When to go solo (self-publish) or accept a small press contract in book publishing? Well, no one can answer that question but you. Because only you know when enough is enough. It’s time consuming constantly writing excerpts, cover letters and submitting manuscripts only to be rejected, again, and again and again. It can grow pretty expensive if your are copying and mailing a raw manuscript.
Quite contrary to popular belief: Everyone doesn’t have years upon years to wait. That’s where self-publishing comes in handy.
The long wait is that may never happen is mainly because most publishing houses still primary publish manuscripts from one segment of society.
So, it’s not a matter of rather or not your work is good. It’s a matter of whether or not a publisher believe they can sell it. Most authors who become famous for one book actually have written many more no one have heard of. Here’s a short list of the number of times some famous authors were rejected.

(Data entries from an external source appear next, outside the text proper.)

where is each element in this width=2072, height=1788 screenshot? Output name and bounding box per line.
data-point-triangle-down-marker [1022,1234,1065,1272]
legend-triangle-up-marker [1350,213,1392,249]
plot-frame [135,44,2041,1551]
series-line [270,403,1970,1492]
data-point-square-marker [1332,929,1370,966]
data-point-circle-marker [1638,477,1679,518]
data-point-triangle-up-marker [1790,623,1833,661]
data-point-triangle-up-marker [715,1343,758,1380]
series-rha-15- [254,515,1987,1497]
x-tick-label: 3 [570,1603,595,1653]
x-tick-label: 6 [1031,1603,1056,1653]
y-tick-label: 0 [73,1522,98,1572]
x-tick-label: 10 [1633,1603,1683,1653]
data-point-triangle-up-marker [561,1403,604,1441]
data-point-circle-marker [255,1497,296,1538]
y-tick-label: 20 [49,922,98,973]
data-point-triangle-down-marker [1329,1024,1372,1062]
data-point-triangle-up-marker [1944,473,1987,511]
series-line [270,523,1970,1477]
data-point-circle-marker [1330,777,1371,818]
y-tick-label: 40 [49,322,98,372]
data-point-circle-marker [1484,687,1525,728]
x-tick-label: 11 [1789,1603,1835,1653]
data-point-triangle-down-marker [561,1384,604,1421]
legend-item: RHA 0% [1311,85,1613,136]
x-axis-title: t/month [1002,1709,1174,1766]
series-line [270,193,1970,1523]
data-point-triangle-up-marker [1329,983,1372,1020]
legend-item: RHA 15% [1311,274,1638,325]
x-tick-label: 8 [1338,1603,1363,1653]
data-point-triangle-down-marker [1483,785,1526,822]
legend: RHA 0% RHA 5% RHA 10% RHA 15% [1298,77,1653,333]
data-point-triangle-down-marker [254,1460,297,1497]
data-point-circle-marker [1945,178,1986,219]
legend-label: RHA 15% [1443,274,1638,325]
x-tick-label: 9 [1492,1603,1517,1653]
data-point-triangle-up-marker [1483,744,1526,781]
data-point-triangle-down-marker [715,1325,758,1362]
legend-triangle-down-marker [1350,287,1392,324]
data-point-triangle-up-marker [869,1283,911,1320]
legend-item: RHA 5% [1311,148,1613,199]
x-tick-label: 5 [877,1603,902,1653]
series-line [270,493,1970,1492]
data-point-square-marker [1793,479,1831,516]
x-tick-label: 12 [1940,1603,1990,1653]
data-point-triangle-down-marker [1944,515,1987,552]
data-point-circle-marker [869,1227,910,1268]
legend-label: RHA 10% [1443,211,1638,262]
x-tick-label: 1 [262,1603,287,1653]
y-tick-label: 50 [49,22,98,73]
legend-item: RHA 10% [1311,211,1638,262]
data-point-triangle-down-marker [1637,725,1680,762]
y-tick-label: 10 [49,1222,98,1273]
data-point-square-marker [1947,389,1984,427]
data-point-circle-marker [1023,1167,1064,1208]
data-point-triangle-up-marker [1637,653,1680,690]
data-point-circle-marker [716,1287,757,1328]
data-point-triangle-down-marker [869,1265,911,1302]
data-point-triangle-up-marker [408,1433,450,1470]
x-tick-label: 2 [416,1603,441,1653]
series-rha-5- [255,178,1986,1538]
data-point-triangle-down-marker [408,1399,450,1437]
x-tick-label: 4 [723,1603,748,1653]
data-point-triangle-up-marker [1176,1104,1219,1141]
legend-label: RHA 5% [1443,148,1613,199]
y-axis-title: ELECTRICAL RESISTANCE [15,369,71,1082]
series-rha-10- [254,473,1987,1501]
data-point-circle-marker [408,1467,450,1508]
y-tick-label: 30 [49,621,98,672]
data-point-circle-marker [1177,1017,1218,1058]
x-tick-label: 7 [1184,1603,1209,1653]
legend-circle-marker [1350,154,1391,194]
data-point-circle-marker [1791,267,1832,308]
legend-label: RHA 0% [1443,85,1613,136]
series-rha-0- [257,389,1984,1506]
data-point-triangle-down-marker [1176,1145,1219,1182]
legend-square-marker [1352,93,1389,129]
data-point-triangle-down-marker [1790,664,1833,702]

The Princess Diaries, by Meg Cabot, was rejected by 17 publishers
Frank Herbert’s Dune was rejected 20 times.
Thor Hyerdahl’s Kon-Tiki was rejected 20 times.
Richard Hooker’s novel M*A*S*H was rejected 21 times.
James Joyce’s Dubliners was rejected 22 times.
John Grisham’s first novel was rejected 25 times.
Margaret Mitchell’s Gone With the Wind was rejected by 25 publishers.
Madeleine L’Engle’s A Wrinkle in Time was turned down 29 times.
Stephen King’s Carrie was rejected 30 times.
Jonathan Livingston Seagull was rejected 40 times.
Zen and the Art of Motorcycle Maintenance was rejected 121 times.
Chicken Soup for the Soul by Jack Canfield and Mark Victor Hansen received 134 rejections.
Louis L’Amour was rejected over 200 times before he sold any of his writing.
The grand prize of rejections goes to: C.S. Lewis, who received over 800 rejections before he sold a single piece of writing.